Insbesondere die Normannen bemühten sich in Italien um reichhaltige Dekorationen. So gehen die Werke in Palermo, Monreale und Cefalù auf diese Dekorationsbemühungen aus dem 12. Jahrhundert zurück.

Zudem hat die orientalische Kunst Miniaturen heiliger Texte, Elfenbeinschnitzereien, Tauschierungen wie in Salerno, die Türen von Montecassino und San Paolo fuori le Mura in Rom intensiv beeinflusst. Ebenso wurde der byzantinische Stil auch auf Textilien und Stickereien übertragen, insbesondere im Süden Italiens. Venedig galt damals als ein byzantinisches Zentrum, aber gleichzeitig blickte es auch auf den islamischen Osten und die Lombardei.

Die islamische Kunst beeinflusste die Herstellung von Textilien in Palermo. Als die normannische Dynastie unterging, wurden in Genua, Venedig und vor allem in Lucca Textilfabriken gegründet. Umfangreich und von hoher Wichtigkeit war die Produktion von geschnitztem oder bemaltem Elfenbein, wie der Altarvorsatz von Salerno und die byzantinisch inspirierten Kassetten.
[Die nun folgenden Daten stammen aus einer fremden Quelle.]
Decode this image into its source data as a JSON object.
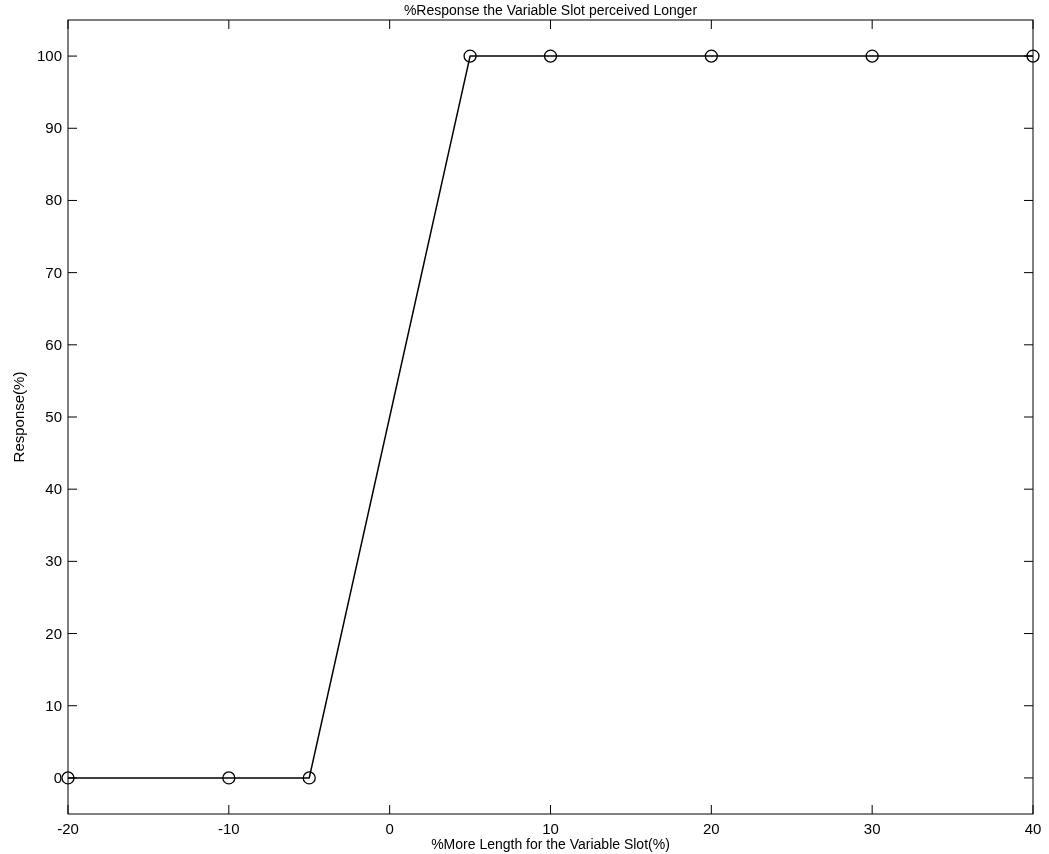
{
  "chart_data": {
    "type": "line",
    "title": "%Response the Variable Slot perceived Longer",
    "xlabel": "%More Length for the Variable Slot(%)",
    "ylabel": "Response(%)",
    "x": [
      -20,
      -10,
      -5,
      5,
      10,
      20,
      30,
      40
    ],
    "series": [
      {
        "color": "#000000",
        "values": [
          0,
          0,
          0,
          100,
          100,
          100,
          100,
          100
        ]
      }
    ],
    "xlim": [
      -20,
      40
    ],
    "xticks": [
      -20,
      -10,
      0,
      10,
      20,
      30,
      40
    ],
    "ylim": [
      -5,
      105
    ],
    "yticks": [
      0,
      10,
      20,
      30,
      40,
      50,
      60,
      70,
      80,
      90,
      100
    ],
    "marker": "circle",
    "line_style": "solid",
    "grid": false
  }
}
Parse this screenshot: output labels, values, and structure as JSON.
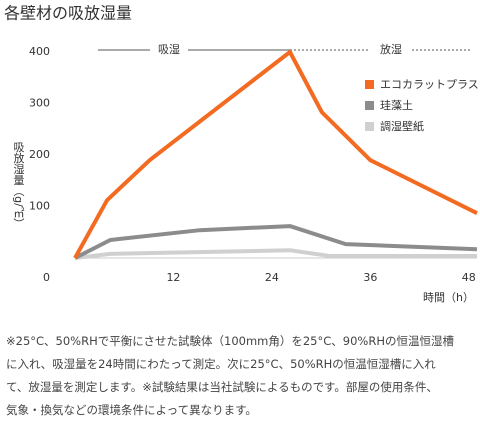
{
  "chart_data": {
    "type": "line",
    "title": "各壁材の吸放湿量",
    "x_label": "時間（h）",
    "y_label": "吸放湿量（g/㎡）",
    "xlim": [
      0,
      49
    ],
    "xticks": [
      12,
      24,
      36,
      48
    ],
    "ylim": [
      0,
      400
    ],
    "yticks": [
      0,
      100,
      200,
      300,
      400
    ],
    "annotations": [
      "吸湿",
      "放湿"
    ],
    "series": [
      {
        "name": "エコカラットプラス",
        "color": "#f26b21",
        "x": [
          0,
          3.9,
          9.1,
          26.2,
          30.1,
          36,
          49
        ],
        "values": [
          0,
          112,
          190,
          400,
          283,
          190,
          87
        ]
      },
      {
        "name": "珪藻土",
        "color": "#8c8c8c",
        "x": [
          0,
          4.3,
          15.2,
          26.2,
          33,
          49
        ],
        "values": [
          0,
          35,
          54,
          62,
          27,
          17
        ]
      },
      {
        "name": "調湿壁紙",
        "color": "#d0d0d0",
        "x": [
          0,
          4.3,
          26.2,
          31,
          49
        ],
        "values": [
          0,
          8,
          15,
          4,
          4
        ]
      }
    ]
  },
  "footnote": [
    "※25°C、50%RHで平衡にさせた試験体（100mm角）を25°C、90%RHの恒温恒湿槽",
    "に入れ、吸湿量を24時間にわたって測定。次に25°C、50%RHの恒温恒湿槽に入れ",
    "て、放湿量を測定します。※試験結果は当社試験によるものです。部屋の使用条件、",
    "気象・換気などの環境条件によって異なります。"
  ]
}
In Italien entwickelte sich von Beginn des 11. bis zum Ende des 13. Jahrhunderts die Kunst und Architektur der Romanik und Gotik, die sich von allen anderen Ländern Westeuropas abgrenzte. Der romanische Stil hat sich unterschiedlich in den einzelnen Regionen entwickelt. So vermischte man diesen in Venetien mit byzantinischen Einflüssen wie in San Marco zu sehen ist. Im Süden Italiens hatte sich der Geschmack durch Kontakte mit dem Osten verbreitet und Desiderios Bauinitiative in Montecassino schlug strikt die Wiederbelebung frühchristlicher Merkmale vor und führte gleichzeitig arabische Motive wie Spitzbögen und byzantinische Merkmale ein.